Introduction to Mass Spectrometry

Through mass spectrometry we can learn the molecular mass of a compound (more commonly called the molecular weight). Knowing the molecular weight helps us to determine a structure by limiting the possibilities for the molecular formula.

Individual molecules often fall apart during the mass spectrometry experiment. As a result, in addition to measuring the mass of an entire molecule, we also obtain the weights of various smaller pieces of the molecule. That may add some confusion to the data. However, these fragments provide an idea about what parts make up the whole molecule.

A mass spectrum of hexane (molecular weight 86) illustrates what the data looks like.

Figure MS1. Mass spectrum of hexane. Source: SDBSWeb : (National Institute of Advanced Industrial Science and Technology of Japan, 22 August 2008)
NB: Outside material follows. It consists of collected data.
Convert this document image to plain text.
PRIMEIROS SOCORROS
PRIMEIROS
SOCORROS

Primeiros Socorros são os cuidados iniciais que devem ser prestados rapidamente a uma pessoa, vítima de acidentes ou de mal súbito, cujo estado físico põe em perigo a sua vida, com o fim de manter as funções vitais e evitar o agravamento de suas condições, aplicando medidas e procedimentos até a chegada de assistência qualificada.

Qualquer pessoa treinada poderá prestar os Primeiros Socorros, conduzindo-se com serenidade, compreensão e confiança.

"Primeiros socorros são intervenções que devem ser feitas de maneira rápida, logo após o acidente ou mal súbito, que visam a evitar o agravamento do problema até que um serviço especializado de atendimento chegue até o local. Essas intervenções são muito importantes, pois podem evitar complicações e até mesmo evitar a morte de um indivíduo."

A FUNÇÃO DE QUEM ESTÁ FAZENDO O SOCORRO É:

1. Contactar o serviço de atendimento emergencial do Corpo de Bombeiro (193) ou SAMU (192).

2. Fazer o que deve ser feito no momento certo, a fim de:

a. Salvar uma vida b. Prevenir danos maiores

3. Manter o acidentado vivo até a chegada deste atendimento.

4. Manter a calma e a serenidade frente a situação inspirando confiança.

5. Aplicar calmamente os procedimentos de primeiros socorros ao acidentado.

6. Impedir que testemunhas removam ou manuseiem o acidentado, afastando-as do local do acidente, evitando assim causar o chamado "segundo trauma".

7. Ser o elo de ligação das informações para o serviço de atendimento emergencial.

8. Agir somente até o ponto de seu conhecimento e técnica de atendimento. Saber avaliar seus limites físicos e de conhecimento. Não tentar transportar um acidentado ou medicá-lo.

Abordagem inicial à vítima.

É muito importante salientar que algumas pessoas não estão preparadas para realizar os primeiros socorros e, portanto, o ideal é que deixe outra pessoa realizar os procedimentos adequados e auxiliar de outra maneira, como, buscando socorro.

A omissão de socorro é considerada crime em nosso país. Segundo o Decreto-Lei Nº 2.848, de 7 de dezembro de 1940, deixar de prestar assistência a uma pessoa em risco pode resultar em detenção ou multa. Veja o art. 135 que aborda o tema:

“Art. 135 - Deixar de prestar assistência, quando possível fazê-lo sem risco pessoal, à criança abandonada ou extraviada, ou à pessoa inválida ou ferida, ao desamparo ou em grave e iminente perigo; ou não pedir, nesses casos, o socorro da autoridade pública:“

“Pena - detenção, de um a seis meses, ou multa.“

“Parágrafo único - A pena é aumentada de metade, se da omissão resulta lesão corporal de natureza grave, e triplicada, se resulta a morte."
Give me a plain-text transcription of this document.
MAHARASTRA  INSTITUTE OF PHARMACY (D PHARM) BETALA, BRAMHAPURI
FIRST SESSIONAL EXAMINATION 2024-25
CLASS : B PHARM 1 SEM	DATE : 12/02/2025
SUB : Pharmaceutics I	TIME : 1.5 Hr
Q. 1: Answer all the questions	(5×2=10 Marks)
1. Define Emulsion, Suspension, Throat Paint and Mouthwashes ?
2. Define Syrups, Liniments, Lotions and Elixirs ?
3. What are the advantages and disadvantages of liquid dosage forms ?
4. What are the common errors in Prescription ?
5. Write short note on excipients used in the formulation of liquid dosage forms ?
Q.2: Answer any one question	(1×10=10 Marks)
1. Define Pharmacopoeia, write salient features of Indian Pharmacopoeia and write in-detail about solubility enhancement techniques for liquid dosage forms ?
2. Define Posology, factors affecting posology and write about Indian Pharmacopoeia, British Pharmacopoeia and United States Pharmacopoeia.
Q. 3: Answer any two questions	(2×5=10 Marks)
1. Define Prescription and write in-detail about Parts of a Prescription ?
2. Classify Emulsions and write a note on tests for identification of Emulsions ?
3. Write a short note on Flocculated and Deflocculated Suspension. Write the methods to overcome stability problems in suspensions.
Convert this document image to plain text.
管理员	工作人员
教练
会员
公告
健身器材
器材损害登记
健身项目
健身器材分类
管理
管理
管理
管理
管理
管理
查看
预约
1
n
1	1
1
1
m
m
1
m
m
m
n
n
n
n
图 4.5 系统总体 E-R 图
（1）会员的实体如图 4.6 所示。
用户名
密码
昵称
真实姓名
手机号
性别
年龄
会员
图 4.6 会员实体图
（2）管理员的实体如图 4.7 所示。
  • The y-axis is usually labeled "abundance" or "relative intensity". This axis shows how the relative ratios of molecules in the sample that have a particular mass.
  • The x-axis is labeled "m/z" and corresponds to molecular mass. The designation m/z refers to the fact that this technique really measures the ratio of an ion's mass to its charge.
  • A mass spectrum does not show the results from one molecule, but from millions of molecules.  Because it is displaying results for a population of molecules, more than one mass is shown
  • Many of the molecules in the sample fall apart during the experiment.
  • A mass spectrum is a bar graph showing the weights of entire molecules as well as smaller pieces of molecules.  The entire molecule must have the largest mass, the one farthest to the right, because if a molecule falls into pieces the pieces would be smaller than the whole.
Problem MS1. 

The following figure shows the mass spectrum of a saturated hydrocarbon (containing only carbon and hydrogen with only single bonds between carbons,  not double bonds). 

  1. Draw five different structures that would have the molecular weight of this compound.
  2. Choose four smaller m/z values from the spectrum and draw one structure for each of them.  Note that these fragments will not have complete Lewis structures.